Department of Biological Science, Sungkyunkwan University, Suwon 440-746, Republic of Korea.
J Biol Chem. 2010 Apr 16;285(16):12232-40. doi: 10.1074/jbc.M109.065920. Epub 2010 Feb 17.
LXXLL/leucine zipper-containing alternative reading frame (ARF)-binding protein (LZAP) was recently shown to function as a tumor suppressor through inhibition of the NF-kappaB signaling pathway. LZAP is also known as a negative regulator of cell invasion, and its expression was demonstrated to be reduced in several tumor tissues. However, the molecular mechanism of the negative effect of LZAP on cell invasion is unclear. In this study, we identify NLBP as a novel LZAP-binding protein using tandem affinity purification. We demonstrate the negative effects of NLBP on cell invasion and the NF-kappaB signaling pathway. NLBP expression was not detected in hepatocellular carcinoma cells with strong invasive activity, whereas its expression was detected in a hepatocellular carcinoma cell line with no invasive activity. We also demonstrate that these two proteins mutually affect the stability of each other by inhibiting ubiquitination of the other protein. Based on these results, we suggest that NLBP may act as a novel tumor suppressor by inhibiting cell invasion, blocking NF-kappaB signaling, and increasing stability of the LZAP protein.

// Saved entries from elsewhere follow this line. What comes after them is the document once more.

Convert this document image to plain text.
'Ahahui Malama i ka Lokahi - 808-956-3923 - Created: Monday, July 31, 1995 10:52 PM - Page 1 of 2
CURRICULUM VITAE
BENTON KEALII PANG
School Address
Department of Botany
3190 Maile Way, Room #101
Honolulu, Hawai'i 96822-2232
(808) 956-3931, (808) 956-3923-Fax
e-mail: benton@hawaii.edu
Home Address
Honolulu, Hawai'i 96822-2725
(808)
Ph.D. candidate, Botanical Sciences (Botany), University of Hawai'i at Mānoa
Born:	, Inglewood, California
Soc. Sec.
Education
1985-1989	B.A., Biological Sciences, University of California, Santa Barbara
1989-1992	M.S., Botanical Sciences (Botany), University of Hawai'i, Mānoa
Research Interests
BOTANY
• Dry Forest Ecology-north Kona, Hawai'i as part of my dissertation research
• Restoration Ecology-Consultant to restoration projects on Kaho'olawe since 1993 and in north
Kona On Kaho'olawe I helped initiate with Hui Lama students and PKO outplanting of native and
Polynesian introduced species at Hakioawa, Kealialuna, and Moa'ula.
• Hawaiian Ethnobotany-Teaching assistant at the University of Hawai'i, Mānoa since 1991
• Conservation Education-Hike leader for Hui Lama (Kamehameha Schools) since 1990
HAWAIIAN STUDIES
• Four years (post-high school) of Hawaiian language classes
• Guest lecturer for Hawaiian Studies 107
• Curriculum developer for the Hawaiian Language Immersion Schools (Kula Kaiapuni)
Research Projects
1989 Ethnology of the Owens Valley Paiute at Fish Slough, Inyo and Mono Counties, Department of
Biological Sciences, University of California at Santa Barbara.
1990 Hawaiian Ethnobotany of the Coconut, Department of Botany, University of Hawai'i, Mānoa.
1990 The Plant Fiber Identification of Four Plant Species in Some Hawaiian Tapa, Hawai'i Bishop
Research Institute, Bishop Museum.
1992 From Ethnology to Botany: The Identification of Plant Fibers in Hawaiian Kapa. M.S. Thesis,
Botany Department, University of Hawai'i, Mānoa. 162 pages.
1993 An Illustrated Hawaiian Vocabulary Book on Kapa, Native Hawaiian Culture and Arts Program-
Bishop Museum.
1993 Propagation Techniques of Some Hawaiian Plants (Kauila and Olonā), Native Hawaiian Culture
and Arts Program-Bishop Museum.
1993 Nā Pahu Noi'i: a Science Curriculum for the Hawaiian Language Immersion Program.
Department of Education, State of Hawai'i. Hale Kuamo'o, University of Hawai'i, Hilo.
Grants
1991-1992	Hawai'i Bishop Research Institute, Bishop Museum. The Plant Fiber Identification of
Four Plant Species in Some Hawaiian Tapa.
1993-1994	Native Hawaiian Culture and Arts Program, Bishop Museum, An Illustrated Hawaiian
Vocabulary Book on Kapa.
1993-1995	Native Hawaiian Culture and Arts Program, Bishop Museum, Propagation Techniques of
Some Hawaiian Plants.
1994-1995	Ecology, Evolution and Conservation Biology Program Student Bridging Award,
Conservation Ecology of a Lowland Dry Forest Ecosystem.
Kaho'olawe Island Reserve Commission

LXXLL/亮氨酸拉链结构域包含的另类读码框(ARF)结合蛋白(LZAP)最近被证明通过抑制 NF-κB 信号通路发挥肿瘤抑制作用。LZAP 也被称为细胞侵袭的负调节剂,其表达在几种肿瘤组织中降低。然而,LZAP 对细胞侵袭的负作用的分子机制尚不清楚。在这项研究中,我们使用串联亲和纯化鉴定 NLBP 作为 LZAP 的一种新型结合蛋白。我们证明了 NLBP 对细胞侵袭和 NF-κB 信号通路的负作用。在具有强侵袭活性的肝癌细胞中未检测到 NLBP 的表达,而在无侵袭活性的肝癌细胞系中检测到 NLBP 的表达。我们还证明这两种蛋白质通过抑制另一种蛋白质的泛素化来相互影响彼此的稳定性。基于这些结果,我们认为 NLBP 可能通过抑制细胞侵袭、阻断 NF-κB 信号通路和增加 LZAP 蛋白的稳定性来发挥新型肿瘤抑制作用。